In 2016, an outbreak of E. coli linked to raw flour sickened 63 people.[13] Most of those affected reported tasting or eating raw dough.

While likely safer than traditional dough, egg-free dough should still only be eaten in small bites until the flour is cooked. Avoid consuming large amounts of unbaked, egg-free dough.

Can you get E. coli just from tasting cookie dough?

Yes, it’s possible to get E. coli from tasting raw cookie dough if the flour in the dough contains the bacteria. You don’t need to eat a large quantity to get sick.

Briefly tasting a small bit of dough is less risky than eating lots of dough before baking. However, there’s no guaranteed “safe” amount since any sample could potentially contain E. coli.

Your chances increase the more uncooked dough you eat. But in some cases, even small licks or tastes have led to E. coli infection.

Does cooking cookie dough kill E. coli?

Yes, proper cooking kills any E. coli bacteria present in raw cookie dough. According to food safety recommendations, dough should be baked until reaching an internal temperature of 160°F (71°C).[14]

Reaching this temperature destroys any E. coli or Salmonella, making the cookies safe to eat. However, just cooking dough a bit doesn’t eliminate the risk entirely. Cookie dough should be fully baked through.

You also cannot rely on simply browning or crisping the outside to kill potential bacteria. Use a food thermometer to verify dough reaches a hot enough internal temperature when baking.

Can you eat raw bread dough?

It’s not recommended to eat or taste unbaked bread dough due to risks of E. coli from the raw flour. While bread dough recipes vary, they typically contain flour along with yeast, salt, water, and other ingredients.

Like cookie dough, small tastes of yeast dough pose minimal risks to healthy adults. Consuming larger quantities of uncooked dough or allowing kids to sample increases chances of food poisoning.

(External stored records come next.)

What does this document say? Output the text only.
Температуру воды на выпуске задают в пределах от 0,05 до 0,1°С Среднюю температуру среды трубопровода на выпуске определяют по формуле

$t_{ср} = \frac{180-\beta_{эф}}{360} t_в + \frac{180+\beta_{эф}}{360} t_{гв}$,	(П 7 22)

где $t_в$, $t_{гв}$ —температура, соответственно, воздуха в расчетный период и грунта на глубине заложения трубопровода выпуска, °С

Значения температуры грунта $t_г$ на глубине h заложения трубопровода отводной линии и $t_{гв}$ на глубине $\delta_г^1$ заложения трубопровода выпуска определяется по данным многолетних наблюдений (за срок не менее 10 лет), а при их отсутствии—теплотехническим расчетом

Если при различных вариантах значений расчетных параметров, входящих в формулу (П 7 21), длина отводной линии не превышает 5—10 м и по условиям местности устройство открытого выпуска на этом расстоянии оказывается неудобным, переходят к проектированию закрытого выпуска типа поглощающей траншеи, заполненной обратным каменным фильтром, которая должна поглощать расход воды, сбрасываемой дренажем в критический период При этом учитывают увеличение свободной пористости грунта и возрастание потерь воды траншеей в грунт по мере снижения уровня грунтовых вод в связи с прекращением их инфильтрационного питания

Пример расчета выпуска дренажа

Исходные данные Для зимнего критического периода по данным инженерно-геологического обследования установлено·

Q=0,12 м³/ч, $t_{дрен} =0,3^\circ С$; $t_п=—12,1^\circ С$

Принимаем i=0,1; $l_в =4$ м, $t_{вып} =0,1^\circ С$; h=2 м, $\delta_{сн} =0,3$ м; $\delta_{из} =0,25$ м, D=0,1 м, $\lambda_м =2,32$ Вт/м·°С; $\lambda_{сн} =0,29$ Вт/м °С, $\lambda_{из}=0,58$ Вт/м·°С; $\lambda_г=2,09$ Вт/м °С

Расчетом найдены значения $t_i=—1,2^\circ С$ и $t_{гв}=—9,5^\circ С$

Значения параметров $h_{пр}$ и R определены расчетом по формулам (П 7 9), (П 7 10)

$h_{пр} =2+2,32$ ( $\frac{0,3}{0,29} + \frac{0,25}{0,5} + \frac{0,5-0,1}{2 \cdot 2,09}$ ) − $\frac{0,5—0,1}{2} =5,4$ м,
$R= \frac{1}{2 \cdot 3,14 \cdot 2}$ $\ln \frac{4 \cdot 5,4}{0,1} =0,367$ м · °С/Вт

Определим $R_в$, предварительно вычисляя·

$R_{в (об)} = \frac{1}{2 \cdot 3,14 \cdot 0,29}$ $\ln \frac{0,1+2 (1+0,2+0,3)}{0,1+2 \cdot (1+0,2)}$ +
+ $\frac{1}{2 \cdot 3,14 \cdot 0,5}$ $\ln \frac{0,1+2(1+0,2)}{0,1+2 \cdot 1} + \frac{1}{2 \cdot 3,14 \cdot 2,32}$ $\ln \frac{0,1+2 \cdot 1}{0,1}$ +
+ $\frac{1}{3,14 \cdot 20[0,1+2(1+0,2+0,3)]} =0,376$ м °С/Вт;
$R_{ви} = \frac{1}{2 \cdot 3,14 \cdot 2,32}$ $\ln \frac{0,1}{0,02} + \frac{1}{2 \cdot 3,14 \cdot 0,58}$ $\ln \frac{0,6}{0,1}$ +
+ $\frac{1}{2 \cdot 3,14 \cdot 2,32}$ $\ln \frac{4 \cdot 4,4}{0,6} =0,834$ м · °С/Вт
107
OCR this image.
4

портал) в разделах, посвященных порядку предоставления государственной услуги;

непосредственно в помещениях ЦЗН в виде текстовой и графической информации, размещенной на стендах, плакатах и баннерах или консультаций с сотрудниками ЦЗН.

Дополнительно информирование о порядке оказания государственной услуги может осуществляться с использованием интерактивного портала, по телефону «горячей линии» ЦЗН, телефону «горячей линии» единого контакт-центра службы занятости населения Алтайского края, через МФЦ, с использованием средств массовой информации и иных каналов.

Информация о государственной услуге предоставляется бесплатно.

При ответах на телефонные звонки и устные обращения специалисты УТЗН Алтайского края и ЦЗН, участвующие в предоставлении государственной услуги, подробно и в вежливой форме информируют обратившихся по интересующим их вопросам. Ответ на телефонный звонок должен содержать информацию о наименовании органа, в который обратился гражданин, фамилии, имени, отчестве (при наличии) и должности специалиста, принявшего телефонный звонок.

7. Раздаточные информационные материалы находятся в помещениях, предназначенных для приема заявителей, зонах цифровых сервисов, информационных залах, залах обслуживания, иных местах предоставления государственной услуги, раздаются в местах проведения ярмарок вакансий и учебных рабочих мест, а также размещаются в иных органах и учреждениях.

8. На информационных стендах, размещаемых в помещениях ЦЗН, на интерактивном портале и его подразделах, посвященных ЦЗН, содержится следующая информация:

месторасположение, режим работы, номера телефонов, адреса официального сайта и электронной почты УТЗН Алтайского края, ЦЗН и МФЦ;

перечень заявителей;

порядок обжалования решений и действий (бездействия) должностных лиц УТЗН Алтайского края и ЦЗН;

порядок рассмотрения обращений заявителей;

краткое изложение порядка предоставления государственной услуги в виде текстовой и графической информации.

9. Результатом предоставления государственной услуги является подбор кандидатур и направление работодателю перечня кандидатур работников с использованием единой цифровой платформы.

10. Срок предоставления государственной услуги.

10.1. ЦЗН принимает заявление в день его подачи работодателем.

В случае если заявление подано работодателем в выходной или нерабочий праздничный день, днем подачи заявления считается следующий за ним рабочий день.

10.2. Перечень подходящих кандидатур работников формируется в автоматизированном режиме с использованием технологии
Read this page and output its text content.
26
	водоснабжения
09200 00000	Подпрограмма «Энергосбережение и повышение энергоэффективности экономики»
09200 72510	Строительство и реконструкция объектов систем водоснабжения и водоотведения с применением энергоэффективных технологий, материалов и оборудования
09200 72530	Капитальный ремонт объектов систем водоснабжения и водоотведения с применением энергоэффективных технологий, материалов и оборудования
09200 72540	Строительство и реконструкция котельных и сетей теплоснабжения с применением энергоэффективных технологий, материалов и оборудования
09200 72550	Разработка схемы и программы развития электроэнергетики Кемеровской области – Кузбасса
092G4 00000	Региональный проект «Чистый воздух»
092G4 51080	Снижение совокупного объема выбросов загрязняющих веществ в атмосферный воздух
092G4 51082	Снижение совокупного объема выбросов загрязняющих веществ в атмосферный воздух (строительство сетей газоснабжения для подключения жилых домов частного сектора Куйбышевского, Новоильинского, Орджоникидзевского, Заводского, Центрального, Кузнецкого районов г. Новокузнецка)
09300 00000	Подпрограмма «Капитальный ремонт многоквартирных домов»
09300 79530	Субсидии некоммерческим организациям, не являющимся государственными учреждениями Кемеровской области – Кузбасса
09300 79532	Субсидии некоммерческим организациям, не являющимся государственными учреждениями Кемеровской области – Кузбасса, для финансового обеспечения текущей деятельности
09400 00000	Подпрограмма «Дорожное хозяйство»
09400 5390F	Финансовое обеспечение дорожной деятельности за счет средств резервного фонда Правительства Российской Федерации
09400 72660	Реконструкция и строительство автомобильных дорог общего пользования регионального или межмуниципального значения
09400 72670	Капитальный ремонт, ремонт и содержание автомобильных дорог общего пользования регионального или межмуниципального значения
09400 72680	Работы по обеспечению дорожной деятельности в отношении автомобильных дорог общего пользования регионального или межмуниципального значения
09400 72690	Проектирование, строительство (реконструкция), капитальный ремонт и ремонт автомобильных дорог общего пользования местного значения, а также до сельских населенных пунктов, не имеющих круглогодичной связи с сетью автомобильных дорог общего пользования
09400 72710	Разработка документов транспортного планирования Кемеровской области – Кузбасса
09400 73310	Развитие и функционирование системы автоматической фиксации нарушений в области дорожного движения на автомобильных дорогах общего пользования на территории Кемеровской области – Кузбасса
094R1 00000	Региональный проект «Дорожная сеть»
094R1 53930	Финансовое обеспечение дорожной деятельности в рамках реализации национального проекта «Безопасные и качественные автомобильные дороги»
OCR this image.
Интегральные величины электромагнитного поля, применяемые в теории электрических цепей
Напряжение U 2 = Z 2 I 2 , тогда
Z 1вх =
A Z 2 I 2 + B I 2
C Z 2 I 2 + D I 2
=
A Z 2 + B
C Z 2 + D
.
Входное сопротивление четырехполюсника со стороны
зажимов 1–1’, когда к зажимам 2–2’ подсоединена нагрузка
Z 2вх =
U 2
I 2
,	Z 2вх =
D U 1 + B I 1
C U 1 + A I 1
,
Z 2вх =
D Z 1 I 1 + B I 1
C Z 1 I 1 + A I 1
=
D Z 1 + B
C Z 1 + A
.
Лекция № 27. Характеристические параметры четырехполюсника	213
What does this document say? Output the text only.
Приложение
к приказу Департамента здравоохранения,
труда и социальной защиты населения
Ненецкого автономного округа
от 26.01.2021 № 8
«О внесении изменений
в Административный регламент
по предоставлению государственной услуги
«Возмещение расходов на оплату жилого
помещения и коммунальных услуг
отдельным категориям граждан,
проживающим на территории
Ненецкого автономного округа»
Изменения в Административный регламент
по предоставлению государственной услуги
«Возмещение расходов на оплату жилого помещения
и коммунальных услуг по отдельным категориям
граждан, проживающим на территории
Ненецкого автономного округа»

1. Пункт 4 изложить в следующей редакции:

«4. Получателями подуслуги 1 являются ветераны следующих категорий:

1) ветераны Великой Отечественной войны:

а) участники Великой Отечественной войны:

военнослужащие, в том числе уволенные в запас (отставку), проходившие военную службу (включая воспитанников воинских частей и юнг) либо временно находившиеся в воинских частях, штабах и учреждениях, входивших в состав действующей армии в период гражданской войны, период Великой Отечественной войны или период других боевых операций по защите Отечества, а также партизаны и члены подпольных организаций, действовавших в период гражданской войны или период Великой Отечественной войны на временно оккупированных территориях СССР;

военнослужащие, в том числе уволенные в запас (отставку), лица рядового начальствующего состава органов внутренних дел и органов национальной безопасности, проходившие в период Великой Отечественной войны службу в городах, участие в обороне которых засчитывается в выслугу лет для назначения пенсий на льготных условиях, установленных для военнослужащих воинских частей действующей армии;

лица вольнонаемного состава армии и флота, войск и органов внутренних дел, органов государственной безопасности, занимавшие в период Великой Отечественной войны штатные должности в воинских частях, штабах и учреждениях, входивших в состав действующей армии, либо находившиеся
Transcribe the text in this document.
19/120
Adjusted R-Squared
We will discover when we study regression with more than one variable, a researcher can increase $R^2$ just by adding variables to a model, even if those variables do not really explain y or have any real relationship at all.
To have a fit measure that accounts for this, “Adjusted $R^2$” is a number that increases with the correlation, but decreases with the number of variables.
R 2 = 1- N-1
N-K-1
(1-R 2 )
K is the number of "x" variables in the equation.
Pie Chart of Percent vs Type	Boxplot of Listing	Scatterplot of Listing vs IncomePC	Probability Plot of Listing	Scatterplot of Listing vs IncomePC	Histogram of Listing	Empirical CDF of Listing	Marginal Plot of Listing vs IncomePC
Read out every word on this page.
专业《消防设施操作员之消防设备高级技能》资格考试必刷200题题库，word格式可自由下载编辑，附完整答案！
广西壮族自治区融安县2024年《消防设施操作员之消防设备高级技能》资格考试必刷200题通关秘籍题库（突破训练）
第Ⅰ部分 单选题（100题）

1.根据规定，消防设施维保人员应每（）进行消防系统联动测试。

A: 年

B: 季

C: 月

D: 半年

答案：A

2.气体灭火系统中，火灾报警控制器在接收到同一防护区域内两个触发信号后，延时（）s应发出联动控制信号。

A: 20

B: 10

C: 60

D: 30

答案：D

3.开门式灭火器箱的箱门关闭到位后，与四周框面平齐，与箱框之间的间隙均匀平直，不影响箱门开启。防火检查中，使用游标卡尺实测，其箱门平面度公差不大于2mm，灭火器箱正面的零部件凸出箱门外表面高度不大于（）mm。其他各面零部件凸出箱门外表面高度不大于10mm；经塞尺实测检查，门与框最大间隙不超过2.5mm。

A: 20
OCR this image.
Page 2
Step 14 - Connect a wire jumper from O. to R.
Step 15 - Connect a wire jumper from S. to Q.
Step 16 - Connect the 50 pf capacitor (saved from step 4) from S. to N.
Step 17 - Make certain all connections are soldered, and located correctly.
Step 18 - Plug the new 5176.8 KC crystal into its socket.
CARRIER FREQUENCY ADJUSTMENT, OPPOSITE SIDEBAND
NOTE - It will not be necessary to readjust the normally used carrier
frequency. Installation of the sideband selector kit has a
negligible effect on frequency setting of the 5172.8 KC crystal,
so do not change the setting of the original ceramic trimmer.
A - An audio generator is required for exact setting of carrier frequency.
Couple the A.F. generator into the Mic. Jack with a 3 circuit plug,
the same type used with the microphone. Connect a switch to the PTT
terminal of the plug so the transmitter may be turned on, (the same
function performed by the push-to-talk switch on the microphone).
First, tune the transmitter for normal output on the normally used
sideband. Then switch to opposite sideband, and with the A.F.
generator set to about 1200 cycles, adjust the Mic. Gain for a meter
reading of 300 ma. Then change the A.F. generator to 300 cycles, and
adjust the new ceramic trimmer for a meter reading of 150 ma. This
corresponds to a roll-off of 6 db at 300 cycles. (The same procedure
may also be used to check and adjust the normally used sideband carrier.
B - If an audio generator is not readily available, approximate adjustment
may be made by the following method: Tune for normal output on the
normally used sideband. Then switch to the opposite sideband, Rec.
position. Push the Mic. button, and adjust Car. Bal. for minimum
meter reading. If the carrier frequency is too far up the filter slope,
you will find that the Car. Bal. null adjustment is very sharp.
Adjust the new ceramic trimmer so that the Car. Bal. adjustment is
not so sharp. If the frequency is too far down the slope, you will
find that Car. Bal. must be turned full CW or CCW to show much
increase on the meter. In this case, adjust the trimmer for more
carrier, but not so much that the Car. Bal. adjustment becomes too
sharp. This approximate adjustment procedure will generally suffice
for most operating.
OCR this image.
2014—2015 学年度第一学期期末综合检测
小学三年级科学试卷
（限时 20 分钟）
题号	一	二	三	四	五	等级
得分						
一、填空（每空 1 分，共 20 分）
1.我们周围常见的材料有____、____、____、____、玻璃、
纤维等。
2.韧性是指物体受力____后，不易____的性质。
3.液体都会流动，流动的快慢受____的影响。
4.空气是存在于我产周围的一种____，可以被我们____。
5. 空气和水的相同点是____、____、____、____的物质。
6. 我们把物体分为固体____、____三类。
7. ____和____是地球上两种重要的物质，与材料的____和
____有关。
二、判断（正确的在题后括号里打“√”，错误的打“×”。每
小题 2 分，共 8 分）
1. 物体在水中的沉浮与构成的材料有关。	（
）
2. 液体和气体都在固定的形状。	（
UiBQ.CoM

For safety, refrain from eating raw dough. Always bake bread thoroughly until the internal temperature reaches at least 160°F (71°C). The same rules apply to eating raw pizza dough.

Can raw cookie dough give you food poisoning?

Yes, raw cookie dough can potentially give you food poisoning, mainly from these two sources:

  • Salmonella – Raw eggs in the dough may contain Salmonella bacteria, which causes symptoms like diarrhea, abdominal cramps, nausea, and vomiting.
  • E. coli – The raw, untreated flour in dough could be contaminated with E. coli bacteria, resulting in similar gastrointestinal illness.

The risks are small, but rise the more dough you eat. Severe cases may require hospitalization to treat dehydration or infection. Vulnerable groups like pregnant women, elderly individuals, and children should avoid raw dough.

Cooking dough kills any harmful bacteria present. So while sampling raw dough is not advised, the chances of getting severely sick from small tastes are very low.


While the temptation to sneak bites of cookie dough is strong, raw dough does carry risks of food poisoning from Salmonella in eggs and E. coli in flour. The chances of getting sick are small, but still present.

Most experts recommend avoiding raw dough altogether, especially for high-risk groups like pregnant women and young children. However, occasional small tastes while baking pose minimal risks for most healthy adults.

Limit intake of dough before cooking to no more than 1-2 tablespoons. Look for safe alternatives like pasteurized eggs, heat-treated flour, or edible ready-to-eat doughs. Be sure to bake thoroughly and use a food thermometer to verify cookies or bread reach 160°F internally.

Practice good hygiene and monitor for any illness after handling raw dough. While cookie dough is certainly delicious, it’s smart to exercise some caution and restraint when sampling those tempting bites before they hit the oven.